As long as they make money now, though, Frank, they’ll be happy.
Bruce, on the other hand, points out that customers have always been able to do whatever they like with technology, so technology providers aren’t necessarily to blame:
"I think Amnesty International needs to rethink this statement. The sophisticated technology was designed for its biggest customer -- BUSINESS. Sure, countries buy the equipment but my guess is businesses buy and use the majority of equipment and deploy those features in self defense. Those companies sell equipment with certain capabilities; it's up to the end user to configure those features as they see fit."
A very valid point, actually.
And speaking of Gates, Mike took exception to my recent description of his charity work:
"I know you spend a lot of time trying to be insightful or cute, and much of it is a bit of both, but the following comment from the 7/27/06 edition is neither: '...as Bill Gates transitions into full-time savior of the world.' There is significant responsibility for those with wealth, and even more so for those with piles of it like Gates and Warren Buffett (about time he came around). Flippant comments like that serve no purpose and actually detract from a somewhat useful newsletter. I have a great deal of respect and admiration for someone who is willing to quit his day job, which has made him rich beyond his wildest imagination, and run a philanthropic foundation that brings so much good to so many. We need more compassion, not less, and mocking it says more about you than you’d probably care to know. A couple of different words would have been neutral and not hinted at anything: '...as Bill Gates transitions into running his foundation full-time.' Maybe it was your desire to use four fewer letters. Yea, that must be it."

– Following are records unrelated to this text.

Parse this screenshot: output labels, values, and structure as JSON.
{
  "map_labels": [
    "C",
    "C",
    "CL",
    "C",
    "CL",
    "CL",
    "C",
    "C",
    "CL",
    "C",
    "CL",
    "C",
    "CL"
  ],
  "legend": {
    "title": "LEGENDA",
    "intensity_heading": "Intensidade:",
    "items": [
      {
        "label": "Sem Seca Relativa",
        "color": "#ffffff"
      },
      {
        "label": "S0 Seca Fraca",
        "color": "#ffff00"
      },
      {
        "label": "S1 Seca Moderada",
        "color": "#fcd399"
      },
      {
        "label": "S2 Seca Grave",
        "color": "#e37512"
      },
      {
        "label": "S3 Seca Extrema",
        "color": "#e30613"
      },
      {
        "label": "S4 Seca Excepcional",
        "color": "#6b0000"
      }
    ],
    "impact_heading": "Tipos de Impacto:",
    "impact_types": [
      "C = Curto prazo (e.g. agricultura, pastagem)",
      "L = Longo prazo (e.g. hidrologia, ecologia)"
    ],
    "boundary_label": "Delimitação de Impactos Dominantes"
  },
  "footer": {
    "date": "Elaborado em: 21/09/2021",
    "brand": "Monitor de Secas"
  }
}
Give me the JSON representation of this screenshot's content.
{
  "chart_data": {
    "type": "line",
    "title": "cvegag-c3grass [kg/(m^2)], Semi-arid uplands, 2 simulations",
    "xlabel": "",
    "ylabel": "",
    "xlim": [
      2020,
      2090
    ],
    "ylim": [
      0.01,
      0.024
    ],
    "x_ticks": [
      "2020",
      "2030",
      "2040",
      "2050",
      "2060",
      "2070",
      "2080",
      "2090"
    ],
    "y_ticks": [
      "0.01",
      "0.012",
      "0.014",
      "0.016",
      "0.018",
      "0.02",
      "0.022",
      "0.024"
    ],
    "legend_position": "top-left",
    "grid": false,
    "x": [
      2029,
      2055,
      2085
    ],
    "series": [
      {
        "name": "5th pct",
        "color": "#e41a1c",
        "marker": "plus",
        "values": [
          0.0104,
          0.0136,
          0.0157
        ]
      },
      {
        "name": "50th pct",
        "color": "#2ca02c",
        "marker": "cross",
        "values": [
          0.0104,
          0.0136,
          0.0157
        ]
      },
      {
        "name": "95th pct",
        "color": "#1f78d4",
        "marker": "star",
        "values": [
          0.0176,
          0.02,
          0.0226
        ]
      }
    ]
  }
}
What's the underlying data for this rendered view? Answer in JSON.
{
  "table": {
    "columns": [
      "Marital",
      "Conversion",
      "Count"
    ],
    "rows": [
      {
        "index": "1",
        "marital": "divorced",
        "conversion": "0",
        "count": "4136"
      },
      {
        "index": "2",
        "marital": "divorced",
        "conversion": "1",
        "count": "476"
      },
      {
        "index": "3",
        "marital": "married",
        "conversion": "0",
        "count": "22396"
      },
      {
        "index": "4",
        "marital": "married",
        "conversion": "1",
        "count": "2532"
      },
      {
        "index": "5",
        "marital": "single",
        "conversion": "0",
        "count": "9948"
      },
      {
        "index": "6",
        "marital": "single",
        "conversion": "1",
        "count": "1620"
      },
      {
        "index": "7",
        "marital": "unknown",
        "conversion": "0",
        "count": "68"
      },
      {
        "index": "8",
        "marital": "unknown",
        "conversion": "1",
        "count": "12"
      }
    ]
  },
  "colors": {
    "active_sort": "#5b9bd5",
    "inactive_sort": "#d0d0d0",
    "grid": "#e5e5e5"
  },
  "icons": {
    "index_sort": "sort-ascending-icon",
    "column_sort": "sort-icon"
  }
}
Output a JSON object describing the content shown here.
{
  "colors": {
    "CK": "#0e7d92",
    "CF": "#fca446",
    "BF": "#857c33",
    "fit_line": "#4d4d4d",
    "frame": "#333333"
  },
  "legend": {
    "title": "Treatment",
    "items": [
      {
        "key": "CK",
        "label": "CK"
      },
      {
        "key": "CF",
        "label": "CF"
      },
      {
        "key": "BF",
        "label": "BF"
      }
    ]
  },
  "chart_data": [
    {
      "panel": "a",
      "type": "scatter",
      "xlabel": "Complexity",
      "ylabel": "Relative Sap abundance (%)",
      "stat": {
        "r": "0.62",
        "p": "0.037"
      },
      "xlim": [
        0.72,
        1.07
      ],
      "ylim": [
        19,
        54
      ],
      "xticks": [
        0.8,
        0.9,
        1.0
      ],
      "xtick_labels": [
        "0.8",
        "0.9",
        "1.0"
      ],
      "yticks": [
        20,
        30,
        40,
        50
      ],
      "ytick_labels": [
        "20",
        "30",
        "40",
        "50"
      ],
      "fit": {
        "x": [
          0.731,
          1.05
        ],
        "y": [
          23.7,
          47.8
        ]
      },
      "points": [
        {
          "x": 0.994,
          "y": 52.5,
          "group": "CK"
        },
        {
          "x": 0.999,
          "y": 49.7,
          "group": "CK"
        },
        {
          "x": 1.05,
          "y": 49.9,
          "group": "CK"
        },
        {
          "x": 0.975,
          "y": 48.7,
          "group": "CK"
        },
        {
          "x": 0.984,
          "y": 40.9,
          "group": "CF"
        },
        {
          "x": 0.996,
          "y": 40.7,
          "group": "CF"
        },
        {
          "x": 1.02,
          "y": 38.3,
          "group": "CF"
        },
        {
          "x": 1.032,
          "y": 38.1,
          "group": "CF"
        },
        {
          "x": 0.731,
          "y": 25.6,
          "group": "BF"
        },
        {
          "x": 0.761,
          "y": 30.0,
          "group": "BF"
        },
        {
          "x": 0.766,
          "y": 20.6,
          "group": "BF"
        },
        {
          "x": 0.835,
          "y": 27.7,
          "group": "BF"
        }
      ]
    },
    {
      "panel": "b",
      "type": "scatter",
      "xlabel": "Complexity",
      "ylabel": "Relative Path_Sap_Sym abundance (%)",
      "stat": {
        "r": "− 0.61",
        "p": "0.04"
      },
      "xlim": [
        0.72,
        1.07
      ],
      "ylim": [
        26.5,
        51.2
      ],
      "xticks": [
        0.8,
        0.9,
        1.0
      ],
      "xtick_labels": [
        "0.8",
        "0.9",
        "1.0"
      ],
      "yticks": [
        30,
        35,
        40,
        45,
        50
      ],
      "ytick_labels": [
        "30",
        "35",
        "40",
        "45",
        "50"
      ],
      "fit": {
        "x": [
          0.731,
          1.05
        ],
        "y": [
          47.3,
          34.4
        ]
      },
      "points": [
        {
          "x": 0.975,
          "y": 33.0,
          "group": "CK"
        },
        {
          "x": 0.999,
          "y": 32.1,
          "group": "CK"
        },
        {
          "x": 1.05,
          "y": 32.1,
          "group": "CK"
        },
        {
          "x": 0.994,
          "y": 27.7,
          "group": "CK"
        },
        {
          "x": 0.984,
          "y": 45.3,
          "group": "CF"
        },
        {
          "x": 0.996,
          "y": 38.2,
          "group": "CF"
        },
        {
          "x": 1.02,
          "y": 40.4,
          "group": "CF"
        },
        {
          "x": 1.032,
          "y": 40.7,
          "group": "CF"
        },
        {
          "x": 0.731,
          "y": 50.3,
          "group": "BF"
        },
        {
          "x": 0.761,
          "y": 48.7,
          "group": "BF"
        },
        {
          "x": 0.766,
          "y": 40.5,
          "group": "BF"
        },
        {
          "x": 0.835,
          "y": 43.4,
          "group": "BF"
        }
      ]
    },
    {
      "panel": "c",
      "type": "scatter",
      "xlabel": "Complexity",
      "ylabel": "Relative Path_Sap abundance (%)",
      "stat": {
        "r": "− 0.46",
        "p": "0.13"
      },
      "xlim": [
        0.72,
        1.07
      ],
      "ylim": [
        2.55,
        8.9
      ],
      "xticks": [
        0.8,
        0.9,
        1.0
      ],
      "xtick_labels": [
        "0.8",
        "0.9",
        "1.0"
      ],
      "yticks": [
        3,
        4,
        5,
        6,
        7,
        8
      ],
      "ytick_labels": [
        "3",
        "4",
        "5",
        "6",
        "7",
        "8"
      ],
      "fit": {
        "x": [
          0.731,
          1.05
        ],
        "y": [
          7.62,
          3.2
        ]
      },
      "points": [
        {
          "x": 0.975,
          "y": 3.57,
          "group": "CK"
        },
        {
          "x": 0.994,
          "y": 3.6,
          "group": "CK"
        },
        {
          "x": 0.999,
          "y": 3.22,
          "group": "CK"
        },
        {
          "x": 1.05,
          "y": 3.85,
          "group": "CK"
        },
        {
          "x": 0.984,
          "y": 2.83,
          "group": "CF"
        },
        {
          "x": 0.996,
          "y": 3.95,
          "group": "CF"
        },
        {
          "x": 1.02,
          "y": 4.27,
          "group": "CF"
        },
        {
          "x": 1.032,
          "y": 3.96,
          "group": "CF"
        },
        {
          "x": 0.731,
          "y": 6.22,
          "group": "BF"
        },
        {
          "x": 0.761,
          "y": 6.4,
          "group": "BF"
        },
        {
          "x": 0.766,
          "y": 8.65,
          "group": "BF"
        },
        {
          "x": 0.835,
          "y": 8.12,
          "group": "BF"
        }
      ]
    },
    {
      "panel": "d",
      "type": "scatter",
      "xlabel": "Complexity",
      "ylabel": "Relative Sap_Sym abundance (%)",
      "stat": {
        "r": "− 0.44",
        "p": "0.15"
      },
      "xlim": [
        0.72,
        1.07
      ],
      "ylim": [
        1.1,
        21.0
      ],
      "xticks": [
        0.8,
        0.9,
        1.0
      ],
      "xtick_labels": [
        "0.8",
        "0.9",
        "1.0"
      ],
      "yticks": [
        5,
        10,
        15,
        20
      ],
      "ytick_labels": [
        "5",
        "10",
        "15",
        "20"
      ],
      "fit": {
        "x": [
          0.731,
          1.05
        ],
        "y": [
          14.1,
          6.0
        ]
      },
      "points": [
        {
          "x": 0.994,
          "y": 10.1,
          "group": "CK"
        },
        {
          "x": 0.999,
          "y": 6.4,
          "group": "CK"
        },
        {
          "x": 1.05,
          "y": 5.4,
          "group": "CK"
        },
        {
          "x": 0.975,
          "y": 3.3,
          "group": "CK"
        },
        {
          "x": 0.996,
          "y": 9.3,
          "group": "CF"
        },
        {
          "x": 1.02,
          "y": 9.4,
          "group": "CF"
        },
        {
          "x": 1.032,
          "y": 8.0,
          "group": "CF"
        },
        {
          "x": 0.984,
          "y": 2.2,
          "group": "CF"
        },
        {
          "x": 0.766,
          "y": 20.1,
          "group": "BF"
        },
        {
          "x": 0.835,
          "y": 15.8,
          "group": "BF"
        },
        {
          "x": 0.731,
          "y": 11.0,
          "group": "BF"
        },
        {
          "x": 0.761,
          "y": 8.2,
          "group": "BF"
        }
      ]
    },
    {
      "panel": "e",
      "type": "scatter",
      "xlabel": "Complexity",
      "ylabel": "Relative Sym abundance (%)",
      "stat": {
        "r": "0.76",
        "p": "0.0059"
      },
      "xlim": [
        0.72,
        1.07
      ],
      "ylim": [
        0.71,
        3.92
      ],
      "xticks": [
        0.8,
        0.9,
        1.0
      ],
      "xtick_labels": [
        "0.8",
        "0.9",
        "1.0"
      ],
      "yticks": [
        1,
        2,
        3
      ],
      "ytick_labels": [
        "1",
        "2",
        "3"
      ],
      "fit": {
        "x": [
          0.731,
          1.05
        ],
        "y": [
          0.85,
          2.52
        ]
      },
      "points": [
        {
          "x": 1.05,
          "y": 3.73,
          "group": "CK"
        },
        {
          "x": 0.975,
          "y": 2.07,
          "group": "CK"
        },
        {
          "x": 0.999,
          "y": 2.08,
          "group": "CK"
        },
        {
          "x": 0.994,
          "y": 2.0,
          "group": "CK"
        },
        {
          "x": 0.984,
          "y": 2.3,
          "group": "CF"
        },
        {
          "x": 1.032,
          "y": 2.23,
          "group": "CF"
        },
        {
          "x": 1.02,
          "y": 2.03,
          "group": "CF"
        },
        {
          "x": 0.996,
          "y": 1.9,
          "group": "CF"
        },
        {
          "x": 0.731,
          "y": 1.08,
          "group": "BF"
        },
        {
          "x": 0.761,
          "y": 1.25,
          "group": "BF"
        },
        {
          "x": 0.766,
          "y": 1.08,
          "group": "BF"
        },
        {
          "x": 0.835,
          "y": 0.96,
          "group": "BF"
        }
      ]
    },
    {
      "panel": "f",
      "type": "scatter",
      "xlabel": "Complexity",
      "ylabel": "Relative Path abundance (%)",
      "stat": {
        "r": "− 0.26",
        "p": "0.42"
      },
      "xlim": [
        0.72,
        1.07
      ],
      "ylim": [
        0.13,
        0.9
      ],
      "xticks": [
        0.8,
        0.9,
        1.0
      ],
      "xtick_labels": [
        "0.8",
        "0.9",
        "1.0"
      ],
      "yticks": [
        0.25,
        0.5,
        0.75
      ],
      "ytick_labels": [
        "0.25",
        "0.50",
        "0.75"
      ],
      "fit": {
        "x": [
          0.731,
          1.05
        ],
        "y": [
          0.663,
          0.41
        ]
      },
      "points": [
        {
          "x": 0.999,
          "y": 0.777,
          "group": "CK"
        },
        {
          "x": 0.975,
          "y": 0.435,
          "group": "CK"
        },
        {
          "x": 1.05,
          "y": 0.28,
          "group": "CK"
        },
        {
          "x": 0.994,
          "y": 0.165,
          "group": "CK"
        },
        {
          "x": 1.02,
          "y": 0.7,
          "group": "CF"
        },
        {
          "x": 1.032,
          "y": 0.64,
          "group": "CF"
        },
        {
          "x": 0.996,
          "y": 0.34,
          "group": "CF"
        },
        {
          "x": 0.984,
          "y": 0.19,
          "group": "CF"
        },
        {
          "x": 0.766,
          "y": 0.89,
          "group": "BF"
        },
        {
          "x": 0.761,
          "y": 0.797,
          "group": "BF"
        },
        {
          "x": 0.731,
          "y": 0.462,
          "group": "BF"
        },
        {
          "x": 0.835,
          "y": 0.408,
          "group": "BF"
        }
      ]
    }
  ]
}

Mike, you make a good point. I’m certainly an admirer of Gates’ charity work myself and wasn’t trying to belittle it (or him) in any way. It really was just a cute little throwaway comment that I made, not anything intended to be a statement -- and especially not a negative statement. But I do appreciate you pointing out the fact that it could easily have been misinterpreted.
Just one thing, though, Mike -- when have you ever known me to try to use fewer letters?